Ford's pocket rocket has been given an optional power boost. But is it worth the extra money?
At $25,990 plus on-road costs, the Ford Fiesta ST provides the most bang for your bucks, undercutting the rest of the hot hatch competition. But that price is set to rise $1500 to $27,490 from September 2016, when it gains navigation, a rear-view camera with a higher resolution display, and illuminated scuff plates. What we have here is the $25,990 model with the optional $2328 Mountune kit from Ford that claims to boost power from 134kW/240Nm to 158kW/320Nm (for Fiesta geeks that's higher than the standard ST's 15-second “overboost” mode of 147kW/290Nm). The average fuel consumption rating goes from 6.2 to 6.9L/100km. If you get the Mountune kit fitted at a Ford dealer, it retains the three-year/100,000km factory warranty.
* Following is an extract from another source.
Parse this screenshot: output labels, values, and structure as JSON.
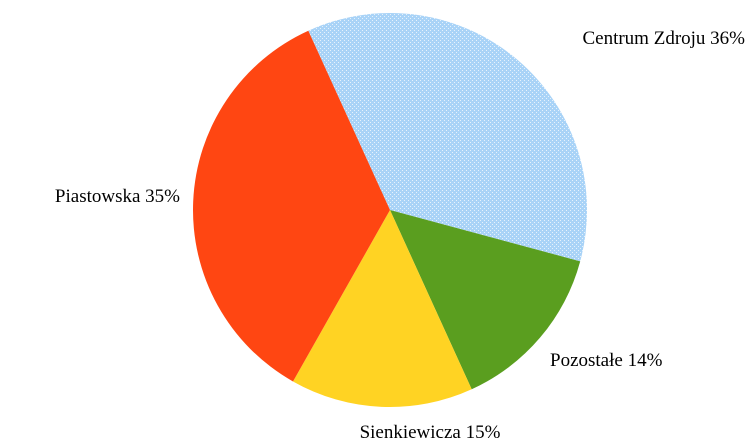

The Fiesta ST is already one of the purest hot hatches.
The bolstered Recaro sports seats can make it feel like your underwear is creeping up, but at least they keep you pinned. It needs to be this way because the Fiesta ST's sharp handling would have you thrown about the cabin otherwise. The interior is showing its age but most mod cons are covered. A rear camera (and nav, among other items) becomes standard with the September 2016 price rise.
Seven airbags and a five-star safety rating. Good road holding also deserves a mention, as do the four-wheel brake discs which have plenty of bite. There's also a “go slow” key that limits top speed and radio volume in case a teenager wants to borrow the car.
The standard 1.6-litre turbo engine is astoundingly elastic in its power delivery, and always feels like it's ready to go.
The Fiesta ST is already one of the purest hot hatches. It fits like a glove and you can feel the car react to every tiny movement of the throttle, steering or brakes. But the suspension can give you a little too much feedback on bumps. The standard 1.6-litre turbo engine is astoundingly elastic in its power delivery, and always feels like it's ready to go. So imagine our disappointment when the Mountune version didn't really feel any different to a standard Fiesta ST. We ran the numbers on a satellite-based timing device to satisfy our curiosity. The absolute best we could manage in the 0 to 100kmh dash was 7.0 seconds. Ford claims 6.9 for the standard car; performance magazines have squeezed a 6.97 and a 7.0 neat out of the standard car. In-gear acceleration felt exactly the same as the standard car. The Mountune-equipped car had done 2800km, so it was run-in. And our test conditions were perfect: cool air temperature, a smooth, dry, grippy road, and we repeatedly got good launches. Having done 5500km in a Fiesta ST I previously owned, I regretfully report this Mountune kit wasn't any quicker in 0 to 100kmh tests or in real world in-gear acceleration.
Volkswagen Polo GTI ... $27,490
Powered by a 1.8-litre turbo (131kW/320Nm) this car is a missile in a straight line, but doesn't handle corners as well as the Ford Fiesta ST.
Citroen DS3 ... $33,990
Similar performance to the Fiesta ST thanks to a similarly sized 1.6-litre turbo (although down on power: 121kW/240Nm), but it doesn't corner as well and the price is way too steep.
Peugeot 208 GTI ... $30,990
Has a more powerful 1.6-litre turbo (147kW/275Nm), handles well and is priced better than the Citroen, but it's still dearer than the Fiesta ST and Polo GTI.